We have a beef cattle herd. I've never heard of them being used to prevent hardware, but they are used to treat it.
When I was growing up cattle had magnets to prevent hardware disease. Is this still the case? I have a younger friend from the Midwest who grew up on a farm with a few beeves and she had never heard of them.
If they aren't used anymore; what do you do instead?
We have a beef cattle herd. I've never heard of them being used to prevent hardware, but they are used to treat it.
Hey KANSASKATY-that icon looks familiar-are you known elsewhere as Kathy?
I looked through the whole topic, I'm going to digest the information![]()
The feed stores here still sell them, so somebody must use them.

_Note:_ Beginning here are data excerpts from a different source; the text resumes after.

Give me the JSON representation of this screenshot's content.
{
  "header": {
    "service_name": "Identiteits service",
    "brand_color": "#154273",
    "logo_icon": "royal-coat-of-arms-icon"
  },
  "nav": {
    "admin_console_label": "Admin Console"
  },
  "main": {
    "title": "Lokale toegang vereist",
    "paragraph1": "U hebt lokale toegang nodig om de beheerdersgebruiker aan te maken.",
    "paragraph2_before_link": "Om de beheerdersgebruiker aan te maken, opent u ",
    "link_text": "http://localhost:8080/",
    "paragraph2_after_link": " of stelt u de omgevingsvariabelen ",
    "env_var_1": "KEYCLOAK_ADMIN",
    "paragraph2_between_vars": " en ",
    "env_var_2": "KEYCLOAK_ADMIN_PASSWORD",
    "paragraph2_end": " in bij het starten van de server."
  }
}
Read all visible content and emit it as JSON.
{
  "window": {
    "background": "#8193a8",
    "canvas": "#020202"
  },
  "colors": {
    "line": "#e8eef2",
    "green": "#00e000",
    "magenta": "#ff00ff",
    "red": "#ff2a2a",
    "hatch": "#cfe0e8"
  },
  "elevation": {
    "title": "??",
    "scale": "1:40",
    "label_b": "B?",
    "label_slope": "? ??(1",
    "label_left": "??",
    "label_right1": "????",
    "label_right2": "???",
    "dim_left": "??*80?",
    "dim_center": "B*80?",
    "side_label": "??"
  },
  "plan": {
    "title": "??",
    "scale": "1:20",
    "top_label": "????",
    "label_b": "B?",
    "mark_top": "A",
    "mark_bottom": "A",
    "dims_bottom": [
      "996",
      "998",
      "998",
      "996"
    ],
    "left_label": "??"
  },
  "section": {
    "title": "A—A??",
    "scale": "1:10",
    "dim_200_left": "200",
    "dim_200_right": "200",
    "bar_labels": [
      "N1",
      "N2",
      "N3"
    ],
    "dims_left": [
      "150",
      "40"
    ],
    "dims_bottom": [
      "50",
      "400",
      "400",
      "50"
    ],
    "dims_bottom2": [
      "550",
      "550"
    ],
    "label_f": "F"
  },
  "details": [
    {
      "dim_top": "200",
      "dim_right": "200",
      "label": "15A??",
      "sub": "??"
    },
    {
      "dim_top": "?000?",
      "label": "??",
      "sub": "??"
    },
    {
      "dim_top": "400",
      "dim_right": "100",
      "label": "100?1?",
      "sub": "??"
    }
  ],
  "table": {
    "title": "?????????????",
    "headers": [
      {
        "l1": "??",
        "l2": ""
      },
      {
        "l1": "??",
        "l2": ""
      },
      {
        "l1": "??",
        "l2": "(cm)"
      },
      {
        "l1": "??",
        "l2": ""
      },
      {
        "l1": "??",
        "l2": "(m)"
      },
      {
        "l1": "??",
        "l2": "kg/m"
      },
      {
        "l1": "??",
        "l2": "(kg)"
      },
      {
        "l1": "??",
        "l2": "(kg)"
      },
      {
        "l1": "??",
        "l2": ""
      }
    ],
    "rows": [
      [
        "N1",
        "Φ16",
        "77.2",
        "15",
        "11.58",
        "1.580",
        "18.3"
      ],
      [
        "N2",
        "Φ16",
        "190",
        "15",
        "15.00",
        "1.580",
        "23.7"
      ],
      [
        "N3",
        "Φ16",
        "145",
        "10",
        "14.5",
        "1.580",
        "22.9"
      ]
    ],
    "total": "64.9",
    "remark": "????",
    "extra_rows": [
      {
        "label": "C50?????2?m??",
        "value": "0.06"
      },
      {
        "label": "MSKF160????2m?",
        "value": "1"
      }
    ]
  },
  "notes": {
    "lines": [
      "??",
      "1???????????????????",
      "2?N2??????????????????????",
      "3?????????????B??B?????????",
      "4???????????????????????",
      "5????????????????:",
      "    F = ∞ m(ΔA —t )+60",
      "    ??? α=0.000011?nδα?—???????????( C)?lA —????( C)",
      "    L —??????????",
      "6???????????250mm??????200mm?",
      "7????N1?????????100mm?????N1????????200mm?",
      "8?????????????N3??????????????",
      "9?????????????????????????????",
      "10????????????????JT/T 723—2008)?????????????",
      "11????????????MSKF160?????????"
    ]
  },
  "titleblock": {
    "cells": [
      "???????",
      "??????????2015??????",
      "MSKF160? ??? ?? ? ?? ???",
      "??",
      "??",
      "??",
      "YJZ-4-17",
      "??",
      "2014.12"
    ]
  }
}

We bought some to use on the fridge... not exactly their intended use. :-/
My grandparents still use them on their dairy farm, anything that goes on pasture gets them incase they eat something metal that could puncture the stomach liner.
Rumen magnets. If they still sell them, someone is still using them.
Yes, given prophylacticly to prevent hardware disease. I'd think that after the cow has a wire stuck through the lining of her gut, it might be a little late to install a magnet.
(I've got rumen magnets on my fridge, too)
Cows eat small pieces of wire or metal that they find in their pasture or hay. Lining of stomach is pierced by the wire. Cow dies of infection. That is hardware disease.
Very strong magnet is placed in cow's stomach, by use of a bolus gun through the mouth. Metal sticks to the magnet, and lines up with the magnet, so it does not piece the stomach wall. Once the magnet is placed in the stomach, it stays there for the rest of the cow's life, so you only do it once.
Now that most hay is baled with twine and not wire, the possibility of hardware disease is reduced. Cows still eat the baling twine and that causes problems, but the magnet won't help with baling twine.